The floor plan of the apparently rectangular San Raffaele Hospital designed by Mario Cucinella Architects covers 40,000m² and the circulation routes have been thought out in detail to minimize access time to the critical facilities. Another important idea has been the desire to maximize the internal lines of the site so that staff can control the needs of the patients.
The materials used in the hospital are of great importance, as they not only favour the hygiene of the interior but are also easy to clean and therefore reduce the resources needed for maintenance. They are also efficient and sustainable materials.
San Raffaele Hospital by Mario Cucinella Architects. Photograph by Duccio Malagamba.
Description of project by Mario Cucinella Architects
"An inherently humane response to designing an energy-conscious hospital environment."
San Raffaele Hospital is an internationally celebrated model for bringing together scientific research, teaching, and clinical activities to create a highly specialised emergency room (ER) in Milan and a pioneering 284-bed inpatient care facility of national importance in Italy. The university hospital’s new 10-storey building designed by Mario Cucinella Architects is part of a medical complex located on the edge of Milan city-centre. Existing buildings date from the 1970s and 1980s and range greatly in their architecture. There was thus a need to create a more coherent urban realm for this densely built-up site.
Mario Cucinella Architects opted for a building that introduces a sense of calm with its white curtain walled ethereal appearance. It plays with daylight and illuminates beautifully at night through its harmonious glazed elevations that are rhythmically punctuated with ceramic fins over 5 storeys. The base of San Raffaele Hospital is built with earthen coloured tiles to create a podium that grounds the levels towering above. This single-story base houses the ER – the largest in the country - as well as a surgical block with 20 operating theatres below ground level including two of the latest generation neurosurgery units.

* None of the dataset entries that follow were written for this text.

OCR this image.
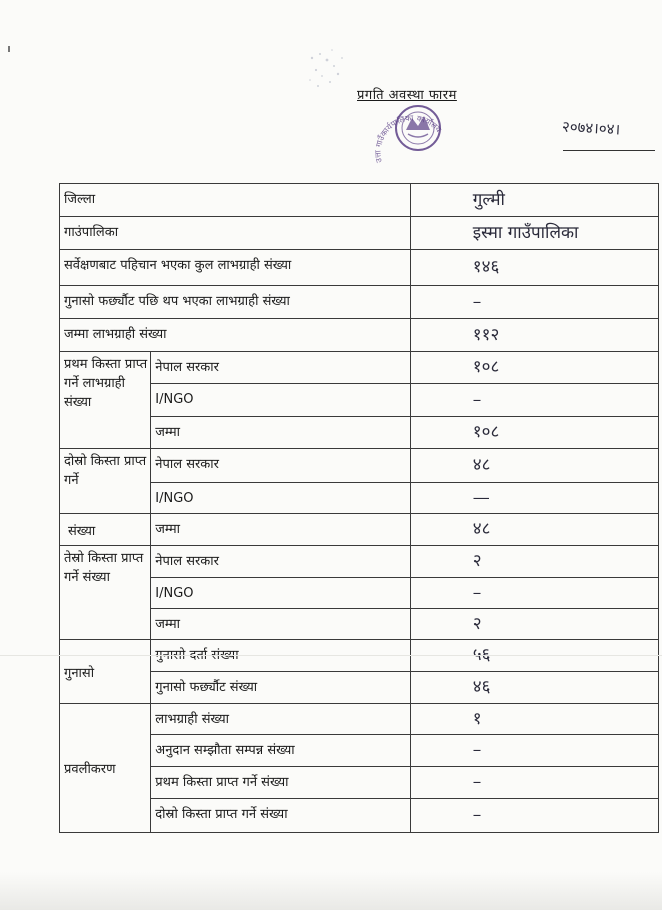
प्रगति अवस्था फारम
उत्ता गाउँकार्यपालिका कार्यालय	२०७४।०४।
जिल्ला		गुल्मी
गाउंपालिका		इस्मा गाउँपालिका
सर्वेक्षणबाट पहिचान भएका कुल लाभग्राही संख्या		१४६
गुनासो फर्छ्यौट पछि थप भएका लाभग्राही संख्या		–
जम्मा लाभग्राही संख्या		११२
प्रथम किस्ता प्राप्त गर्ने लाभग्राही संख्या	नेपाल सरकार	१०८
	I/NGO	–
	जम्मा	१०८
दोस्रो किस्ता प्राप्त गर्ने	नेपाल सरकार	४८
	I/NGO	—
संख्या	जम्मा	४८
तेस्रो किस्ता प्राप्त गर्ने संख्या	नेपाल सरकार	२
	I/NGO	–
	जम्मा	२
गुनासो	गुनासो दर्ता संख्या	५६
	गुनासो फर्छ्यौट संख्या	४६
प्रवलीकरण	लाभग्राही संख्या	१
	अनुदान सम्झौता सम्पन्न संख्या	–
	प्रथम किस्ता प्राप्त गर्ने संख्या	–
	दोस्रो किस्ता प्राप्त गर्ने संख्या	–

The simple, virtually rectangular plan of the 40,000 sqm building and the circulation routes have been carefully thought out to minimise the time required for accessing vital critical facilities. Another important consideration has been the desire to maximise internal site lines so that members of staff can more easily monitor patients’ needs. Yet, the privacy of patients has also been carefully thought through, for example, with dedicated rooms for receiving visitors. These reunions take place within less clinical, home-like spaces located within the wards which have the added benefit of enabling largely bed-bound patients to vary their surroundings. These “visitor lounges” as well as the reception areas for visitors and outpatients are located on all levels and within the building’s corners, allowing for generous external vistas.
Wherever practical, Mario Cucinella Architects have introduced daylight into the building. This is both for the benefit of patient care but also to boost the wellness of medical staff working long hours. This relationship with natural light and the outdoors has been emphasised by the architects very much in response to the increased understanding of how draining both persisting and fixed artificial lighting conditions are for building occupants. Similarly, Mario Cucinella Architects have designed a roof garden as part of the project to create a connection to nature that again makes one feel part of changing conditions and thereby a sense of the passage of time that in and of itself is life-affirming.
From an efficiency point of view, the design team has selected hospital-grade materials for the interior that not only promote hygiene but are easy to clean thereby reducing resources required for maintenance. The materials are also selected for their sustainability credentials. Overall, operational systems in the building are all about reducing waste and bearing in mind that hospitals, in particular, consume exceptional amounts of energy due to their 24-hour workload.
The louvred façades of San Raffaele Hospital are a key consideration in reducing heat gains by diffusing the impact of direct sunlight. The ceramic louvres vary in their depth in a way that responds to the path of the sun. The ceramic has also been specially conceived to disintegrate smog particles and preserve heat, cutting energy consumption by 60%. And although not immediately apparent to the eye some 60% of the elevations are, in fact, made up of opaque insulations panels that improve the energy performance of the building’s envelope. The opaque part is made of back-painted glass with an insulating back. The transparent parts have a screen print on top for privacy and shade.
San Raffaele has been nicknamed "Iceberg" for its perhaps cool appearance within a challenging site that is visually restless and hectic by its very nature. The nickname or metaphor works well with the subtly organic shape of the new building. Its gently curved sail-like elevations compress and expand to express how it fits into its surrounding urban landscape.
The welcoming and comfort of patients have been paramount in the way San Raffaele Hospital has been conceived as well as the efficiency and discreteness of its clinical operations. As Mario Cucinella says,
”We worked with the clear intention of creating a well-designed building that would greatly improve comfort. A building that needed very little energy for heating, retaining heat, and generating little thermal gain required very little cooling. San Raffaele’s new Surgical and Emergency Department is certainly one of the projects that best illustrate the studio’s commitment to sustainability. Its iconic façade is a clear symbol of this.”